Just thought I'd give an update on my GPU hash test suite progress. I'm too clumsy with GitHub to really maintain a codebase here yet, as I'm still pretty new to the platform. Since I'm going with the NIST SP 800-22 recommendations for tests, I needed to build a small codebase of fast (though slightly less accurate) variants of some of the functions in the cephes.h and math.h libraries. Namely, I've made the shader language equivalents of the erf() and gamma-related functions which are so ubiquitous throughout the last steps of each test the NIST recommends. Some tests will be blazing-fast on a GPU, like the random walk test, where you could literally test strings of hundreds of millions of bits in less than a second on a modern mid-tier graphics card. Even the discrete Fourier transform test can be performed on a very large set in almost no time at all. But the monobit frequency test is a bit trickier regarding fast memory management and parallelism. It's a bit more involved trying to keep as many of the results of the different stages of computation on GPU memory without leaving a huge gap of under-utilized memory somewhere or having to write to and read from non-volatile memory. The main difficulty, though, is in workgroups being limited to a 3D structure, but needing to do computations in 4D without having too much overhead in doing computationally-heavy transforms from the workgroup IDs to the integer space in a 4x32-bit hash.

tommyettinger commented 1 year ago

It seems odd that the NIST recommends using erf() for evaluating statistical properties of a digital algorithm, since there are many different approximations of it but it doesn't seem to be directly calculatable. I wonder what alternative hash tests like SMHasher use... It sounds like you've already done a lot of hard work, thank you for that!

myth0genesis commented 1 year ago

In the case of the NIST's recommendations, erf() and igamc() only seem to be used in the final step of tests, namely calculating p-values, so there really shouldn't be much in the way of cumulative error issues.

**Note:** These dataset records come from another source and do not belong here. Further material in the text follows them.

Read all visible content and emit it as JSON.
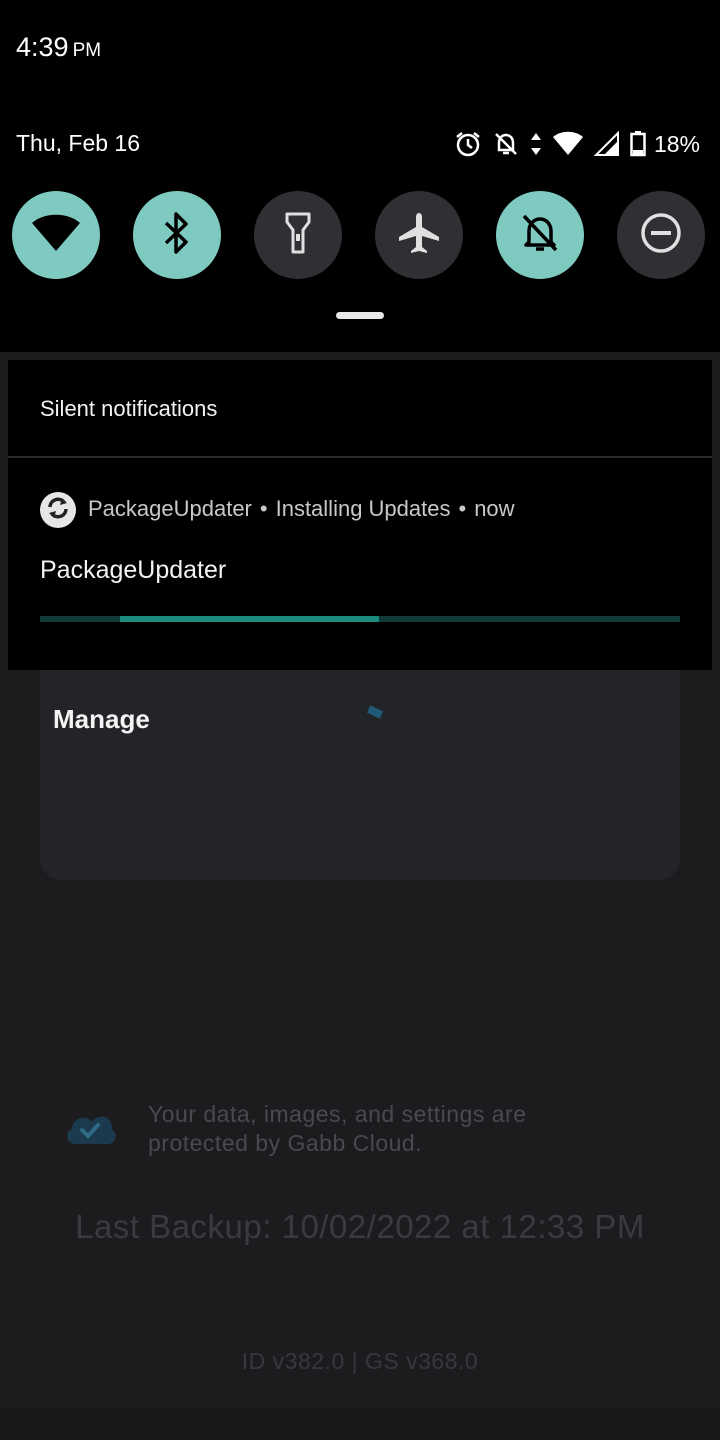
{
  "status_bar": {
    "time": "4:39",
    "ampm": "PM",
    "date": "Thu, Feb 16",
    "battery_percent": "18%"
  },
  "quick_settings": [
    {
      "name": "wifi",
      "on": true,
      "icon": "wifi-icon"
    },
    {
      "name": "bluetooth",
      "on": true,
      "icon": "bluetooth-icon"
    },
    {
      "name": "flashlight",
      "on": false,
      "icon": "flashlight-icon"
    },
    {
      "name": "airplane",
      "on": false,
      "icon": "airplane-icon"
    },
    {
      "name": "silent",
      "on": true,
      "icon": "bell-off-icon"
    },
    {
      "name": "do-not-disturb",
      "on": false,
      "icon": "dnd-icon"
    }
  ],
  "notifications": {
    "section_title": "Silent notifications",
    "item": {
      "app": "PackageUpdater",
      "channel": "Installing Updates",
      "time": "now",
      "title": "PackageUpdater",
      "progress_start": 0.125,
      "progress_end": 0.53
    }
  },
  "app": {
    "manage_title": "Manage",
    "cloud_text": "Your data, images, and settings are protected by Gabb Cloud.",
    "last_backup": "Last Backup: 10/02/2022 at 12:33 PM",
    "version": "ID v382.0 | GS v368.0"
  },
  "colors": {
    "accent": "#7fcac0",
    "progress": "#1b8c7c"
  }
}
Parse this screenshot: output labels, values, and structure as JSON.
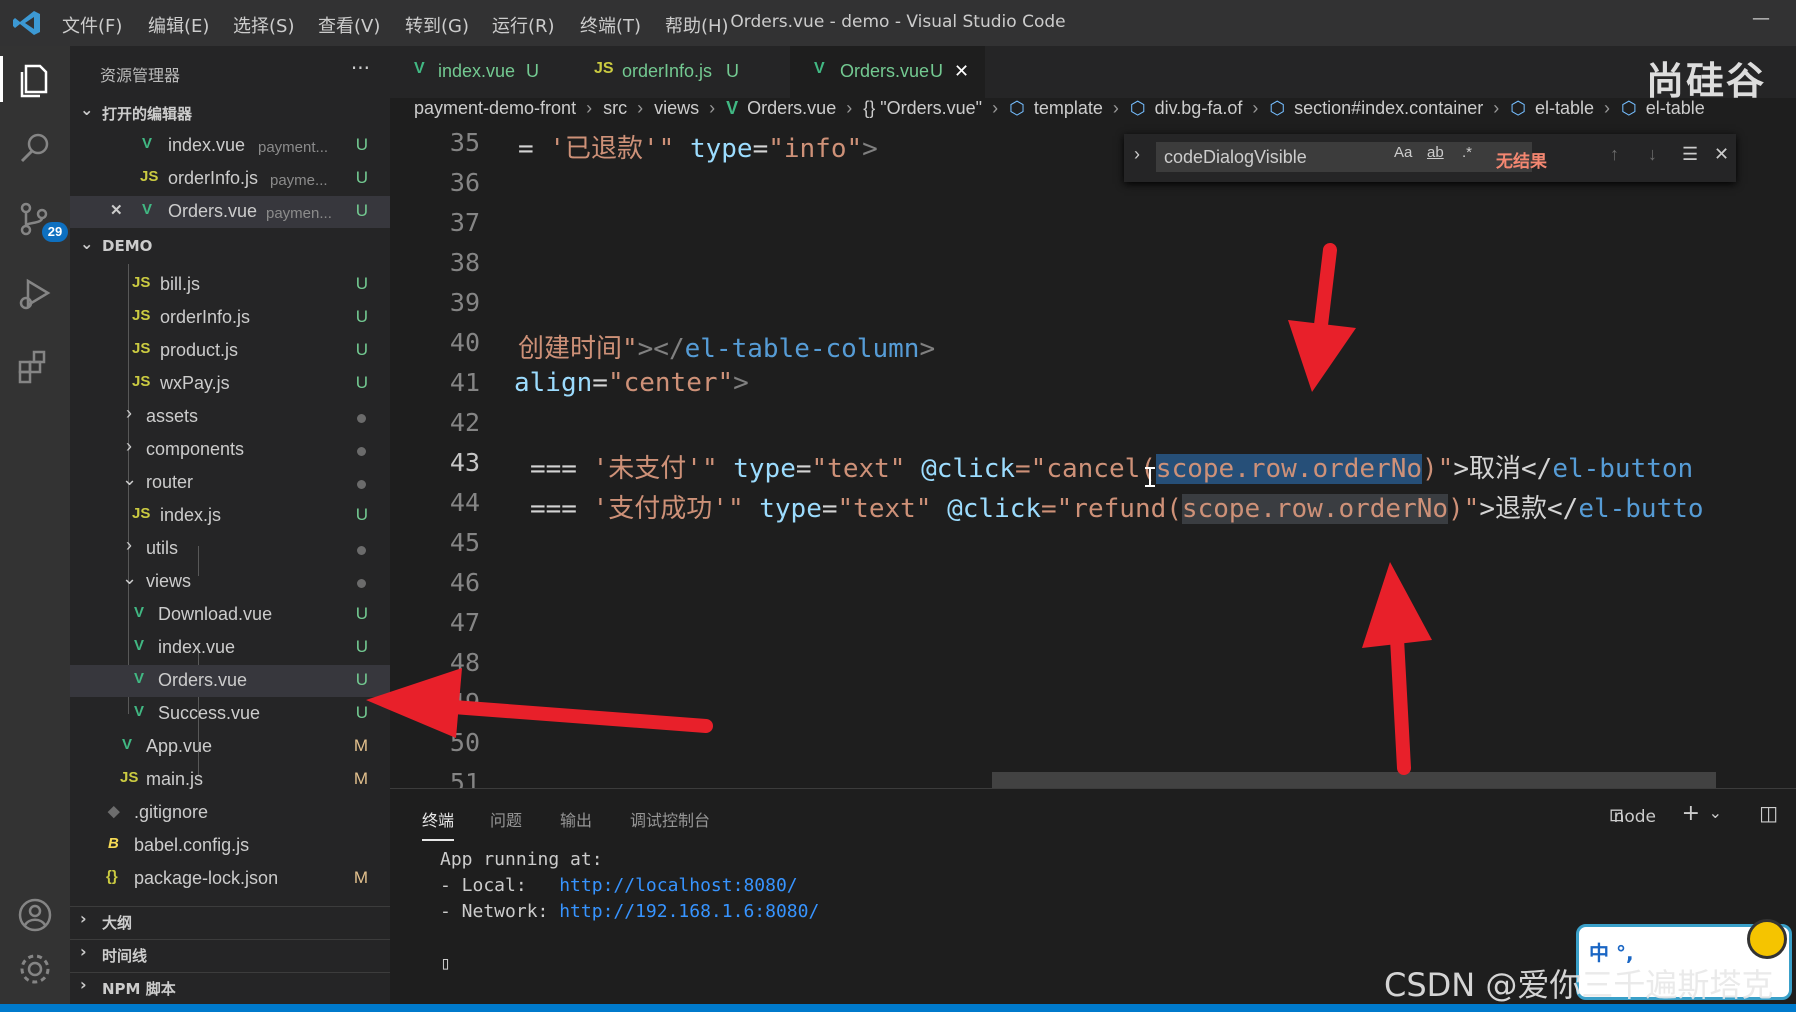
{
  "menu": [
    "文件(F)",
    "编辑(E)",
    "选择(S)",
    "查看(V)",
    "转到(G)",
    "运行(R)",
    "终端(T)",
    "帮助(H)"
  ],
  "window_title": "Orders.vue - demo - Visual Studio Code",
  "activity": {
    "scm_badge": "29"
  },
  "sidebar": {
    "title": "资源管理器",
    "more": "···",
    "open_editors_label": "打开的编辑器",
    "open_editors": [
      {
        "name": "index.vue",
        "hint": "payment...",
        "status": "U",
        "kind": "vue"
      },
      {
        "name": "orderInfo.js",
        "hint": "payme...",
        "status": "U",
        "kind": "js"
      },
      {
        "name": "Orders.vue",
        "hint": "paymen...",
        "status": "U",
        "kind": "vue"
      }
    ],
    "workspace_label": "DEMO",
    "files": [
      {
        "name": "bill.js",
        "status": "U",
        "kind": "js"
      },
      {
        "name": "orderInfo.js",
        "status": "U",
        "kind": "js"
      },
      {
        "name": "product.js",
        "status": "U",
        "kind": "js"
      },
      {
        "name": "wxPay.js",
        "status": "U",
        "kind": "js"
      },
      {
        "name": "assets",
        "kind": "folder-closed"
      },
      {
        "name": "components",
        "kind": "folder-closed"
      },
      {
        "name": "router",
        "kind": "folder-open"
      },
      {
        "name": "index.js",
        "status": "U",
        "kind": "js"
      },
      {
        "name": "utils",
        "kind": "folder-closed"
      },
      {
        "name": "views",
        "kind": "folder-open"
      },
      {
        "name": "Download.vue",
        "status": "U",
        "kind": "vue"
      },
      {
        "name": "index.vue",
        "status": "U",
        "kind": "vue"
      },
      {
        "name": "Orders.vue",
        "status": "U",
        "kind": "vue"
      },
      {
        "name": "Success.vue",
        "status": "U",
        "kind": "vue"
      },
      {
        "name": "App.vue",
        "status": "M",
        "kind": "vue"
      },
      {
        "name": "main.js",
        "status": "M",
        "kind": "js"
      },
      {
        "name": ".gitignore",
        "kind": "git"
      },
      {
        "name": "babel.config.js",
        "kind": "babel"
      },
      {
        "name": "package-lock.json",
        "status": "M",
        "kind": "json"
      }
    ],
    "outline_label": "大纲",
    "timeline_label": "时间线",
    "npm_label": "NPM 脚本"
  },
  "tabs": [
    {
      "name": "index.vue",
      "status": "U",
      "kind": "vue"
    },
    {
      "name": "orderInfo.js",
      "status": "U",
      "kind": "js"
    },
    {
      "name": "Orders.vue",
      "status": "U",
      "kind": "vue",
      "close": "✕"
    }
  ],
  "brand_logo": "尚硅谷",
  "breadcrumb": [
    "payment-demo-front",
    "src",
    "views",
    "Orders.vue",
    "{} \"Orders.vue\"",
    "template",
    "div.bg-fa.of",
    "section#index.container",
    "el-table",
    "el-table"
  ],
  "editor": {
    "line_numbers": [
      "35",
      "36",
      "37",
      "38",
      "39",
      "40",
      "41",
      "42",
      "43",
      "44",
      "45",
      "46",
      "47",
      "48",
      "49",
      "50",
      "51"
    ],
    "current_line": "43",
    "line35": {
      "a": "= ",
      "b": "'已退款'",
      "c": "\" ",
      "d": "type",
      "e": "=",
      "f": "\"info\"",
      "g": ">"
    },
    "line40": {
      "a": "创建时间\"",
      "b": "></",
      "c": "el-table-column",
      "d": ">"
    },
    "line41": {
      "a": "align",
      "b": "=",
      "c": "\"center\"",
      "d": ">"
    },
    "line43": {
      "a": "=== ",
      "b": "'未支付'",
      "c": "\" ",
      "d": "type",
      "e": "=",
      "f": "\"text\" ",
      "g": "@click",
      "h": "=\"cancel(",
      "i": "scope.row.orderNo",
      "j": ")\"",
      "k": ">取消</",
      "l": "el-button"
    },
    "line44": {
      "a": "=== ",
      "b": "'支付成功'",
      "c": "\" ",
      "d": "type",
      "e": "=",
      "f": "\"text\" ",
      "g": "@click",
      "h": "=\"refund(",
      "i": "scope.row.orderNo",
      "j": ")\"",
      "k": ">退款</",
      "l": "el-butto"
    }
  },
  "find": {
    "value": "codeDialogVisible",
    "match_case": "Aa",
    "whole_word": "ab",
    "regex": ".*",
    "no_results": "无结果"
  },
  "panel": {
    "tabs": [
      "终端",
      "问题",
      "输出",
      "调试控制台"
    ],
    "terminal_name": "node",
    "lines": [
      "App running at:",
      "- Local:   ",
      "- Network: "
    ],
    "local_url": "http://localhost:8080/",
    "network_url": "http://192.168.1.6:8080/",
    "cursor": "▯"
  },
  "watermark": "CSDN @爱你三千遍斯塔克",
  "ime": {
    "text": "中 °,"
  },
  "colors": {
    "accent": "#007acc",
    "vue": "#41b883",
    "js": "#cbcb41",
    "arrow": "#e8202a"
  }
}
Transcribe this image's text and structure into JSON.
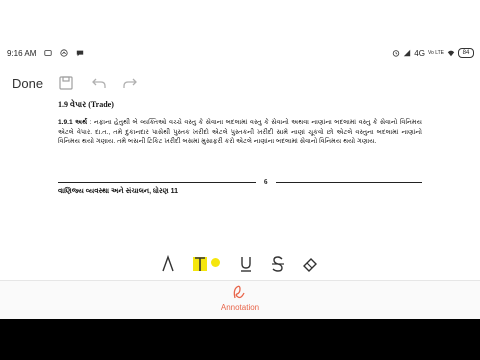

The erf() approximation I settled on is Winitzki's, as it's a lot faster than using continued fractions and is more accurate than the Bürmann series. It's accurate to about 7 significant digits. The upper incomplete gamma function was a bit tougher, as I went through about a dozen "approximation" methods that seemed to work fine with really high upper bounds values, but were terrible when the upper bounds were small and close to the lower bounds. Some were off by more than a factor of 2 with lower values. I actually had to look in a 1992 publication of "Numerical Recipes in FORTRAN 77" to find that the best way was just to use the odd-number continued fractions to get it to converge really quickly. The accuracy I've found to be anywhere between 6 and 11 significant digits with just four iterations, with the accuracy being on the higher end for lower values. An accuracy of 3 significant digits is all that's needed for the NIST's tests, as the p-value threshold is 0.01 for all of them, as far as I'm aware. Either way, all of the transcendental versions of these functions can be represented as a continued fraction with integers, so the accuracy can be whatever a user desires. Good point, @tommyettinger! I should perhaps give users the option to choose which form of the functions to use, either the faster ones or the transcendental ones where they could choose the number of iterations for each that suit their needs.